The Rimers of Eldritch – disturbing glimpse of small town life

There is an improvisational-theatre narrative format known as a Spoon River, in which a set of monologues by residents of a small town tell the story of how an event on the town affected each of them.  The improv performers sit or stand facing the audience, and when it’s done well, the story unfolds with an interesting set of characters showing several viewpoints on an important event.

My first impression of The Rimers of Eldritch, the Lanford Wilson play directed by Jan Selman and performed this weekend by the second-year BFA Acting class at University of Alberta, was that the ensemble taking their places on various levels of risers and chairs, facing the audience without much interaction with each other, was about to perform a Spoon River.

I saw immediately that they were going to be speaking about a significant event, because one of the first identifiable characters was a Judge (Morgan Grau) swearing in a witness to a trial (Celeste Tikal as Nelly Windrod, a woman in work trousers contrasting with the other female performers in skirts and dresses).   Throughout the performance we have occasional glimpses of trial scenes, but we gradually piece together the truth of what happened as we see small-group scenes set before, during, and after the climactic night.
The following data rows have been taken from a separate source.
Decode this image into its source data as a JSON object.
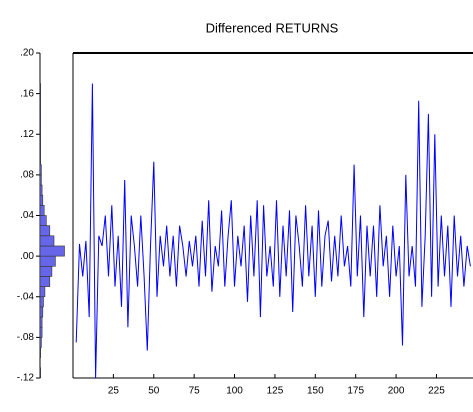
{
  "chart_data": {
    "type": "line",
    "title": "Differenced RETURNS",
    "x": [
      2,
      4,
      6,
      8,
      10,
      12,
      14,
      16,
      18,
      20,
      22,
      24,
      26,
      28,
      30,
      32,
      34,
      36,
      38,
      40,
      42,
      44,
      46,
      48,
      50,
      52,
      54,
      56,
      58,
      60,
      62,
      64,
      66,
      68,
      70,
      72,
      74,
      76,
      78,
      80,
      82,
      84,
      86,
      88,
      90,
      92,
      94,
      96,
      98,
      100,
      102,
      104,
      106,
      108,
      110,
      112,
      114,
      116,
      118,
      120,
      122,
      124,
      126,
      128,
      130,
      132,
      134,
      136,
      138,
      140,
      142,
      144,
      146,
      148,
      150,
      152,
      154,
      156,
      158,
      160,
      162,
      164,
      166,
      168,
      170,
      172,
      174,
      176,
      178,
      180,
      182,
      184,
      186,
      188,
      190,
      192,
      194,
      196,
      198,
      200,
      202,
      204,
      206,
      208,
      210,
      212,
      214,
      216,
      218,
      220,
      222,
      224,
      226,
      228,
      230,
      232,
      234,
      236,
      238,
      240,
      242,
      244,
      246
    ],
    "series": [
      {
        "color": "#0000ff",
        "values": [
          -0.085,
          0.012,
          -0.02,
          0.015,
          -0.06,
          0.17,
          -0.12,
          0.02,
          0.01,
          0.04,
          -0.02,
          0.05,
          -0.03,
          0.02,
          -0.05,
          0.075,
          -0.07,
          0.04,
          0.01,
          -0.03,
          0.04,
          -0.02,
          -0.093,
          0.01,
          0.093,
          -0.04,
          0.02,
          -0.01,
          0.03,
          -0.02,
          0.02,
          -0.03,
          0.03,
          0.01,
          -0.02,
          0.015,
          -0.01,
          0.02,
          -0.03,
          0.035,
          -0.02,
          0.055,
          -0.035,
          0.01,
          -0.01,
          0.045,
          -0.03,
          0.02,
          0.055,
          -0.03,
          0.02,
          -0.01,
          0.03,
          -0.045,
          0.04,
          -0.02,
          0.055,
          -0.06,
          0.05,
          -0.02,
          0.01,
          -0.03,
          0.055,
          -0.04,
          0.03,
          -0.02,
          0.045,
          -0.055,
          0.04,
          0.01,
          -0.03,
          0.05,
          -0.02,
          0.03,
          -0.04,
          0.045,
          -0.03,
          0.02,
          0.035,
          -0.025,
          0.02,
          -0.02,
          0.04,
          -0.01,
          0.01,
          -0.03,
          0.09,
          -0.02,
          0.04,
          -0.06,
          0.03,
          -0.02,
          0.03,
          -0.04,
          0.05,
          -0.01,
          0.02,
          -0.04,
          0.03,
          -0.02,
          0.01,
          -0.088,
          0.08,
          -0.02,
          0.01,
          -0.03,
          0.153,
          -0.05,
          0.02,
          0.14,
          -0.04,
          0.12,
          -0.03,
          0.04,
          -0.02,
          0.03,
          -0.05,
          0.04,
          -0.02,
          0.02,
          -0.03,
          0.01,
          -0.01
        ]
      }
    ],
    "xlim": [
      0,
      247
    ],
    "xticks": [
      25,
      50,
      75,
      100,
      125,
      150,
      175,
      200,
      225
    ],
    "ylim": [
      -0.12,
      0.2
    ],
    "yticks": [
      {
        "value": -0.12,
        "label": "-.12"
      },
      {
        "value": -0.08,
        "label": "-.08"
      },
      {
        "value": -0.04,
        "label": "-.04"
      },
      {
        "value": 0,
        "label": ".00"
      },
      {
        "value": 0.04,
        "label": ".04"
      },
      {
        "value": 0.08,
        "label": ".08"
      },
      {
        "value": 0.12,
        "label": ".12"
      },
      {
        "value": 0.16,
        "label": ".16"
      },
      {
        "value": 0.2,
        "label": ".20"
      }
    ],
    "histogram": {
      "color": "#6666e8",
      "xlim": [
        0,
        40
      ],
      "bins": [
        -0.12,
        -0.11,
        -0.1,
        -0.09,
        -0.08,
        -0.07,
        -0.06,
        -0.05,
        -0.04,
        -0.03,
        -0.02,
        -0.01,
        0,
        0.01,
        0.02,
        0.03,
        0.04,
        0.05,
        0.06,
        0.07,
        0.08,
        0.09,
        0.1,
        0.11,
        0.12,
        0.13,
        0.14,
        0.15,
        0.16,
        0.17
      ],
      "counts": [
        1,
        0,
        1,
        2,
        3,
        3,
        4,
        5,
        7,
        14,
        17,
        22,
        35,
        20,
        14,
        9,
        6,
        4,
        3,
        2,
        2,
        1,
        1,
        1,
        1,
        1,
        1,
        1,
        1
      ]
    }
  }
}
The ensemble of 12 plays about 17 characters.  Working out who they are, how they’re connected, and what’s significant in each of their conversations was like the pleasure of reading a murder mystery, the kind where everything mentioned in passing becomes meaningful.  Martha Truit and Wilma Atkins (Carmen Nieuwenhuis and Sarah Feutl) are a pair of older women discussing everyone and everything as they sew and fold linens, with a judgemental limited view.  Corben Kushneryk is Harry Windrod, a frail old man who insists he saw the crime, but I soon decided that he too was an unreliable narrator.  Kushneryk did a great job of conveying his character’s physical and mental frailties without caricaturing.  Kristen Padayas’s character Eva was a young girl with a physical disability, protected by her religious mother Evelyn (Natasha Napoleao), naive, joyful, and isolated.   Her only friend is Robert (Bradley Doré), a slightly older boy dealing with a family tragedy and some identity issues.   Other inhabitants of the failing US midwest town include café owner Cora (Jessy Ardern), Walter (David Feehan) a young man whose presence in the café leads to gossip, and the Johnson family of farmers, parents Peck and Mavis (Jordan Sabo and Jessy Ardern), restless daughter Patsy (Natasha Napoleao), and her casually cruel older brother Josh (Morgan Grau).  Various other townspeople are added by double-casting and simple costume shifts.  Many of the stories are about an unsavory homeless man, Skelly Mannor (Stuart McDougall), who lurks about the stage as about the town, in a hunched-over unnerving way.  McDougall plays the character with a slight Irish-like accent, which puzzled me a bit but added to the impression of him being a misfit in the town.

Near the end of the performance, I formed the theory that maybe the only reliable narrator in the whole performance was Skelly Mannor, whom most of them are ignoring or vilifying.  And that theory seemed to work.  Nobody else in the town really finds out the truth about what happened the night Skelly Mannor was shot, and mostly they don’t seem to want to.  And there aren’t any obvious positive outcomes or character developments from the set of events either.  People’s lives are just going to go on, messy and unhappy, trying to find comfort and cutting out people who don’t fit in.   It was disturbing and real and I liked it.

The multiple casting gave many of the ensemble members the opportunity to create characters of different ages and viewpoints, which was fascinating to watch.  I look forward to seeing what else this ensemble does over the next few years, together at U of A and separately in local productions.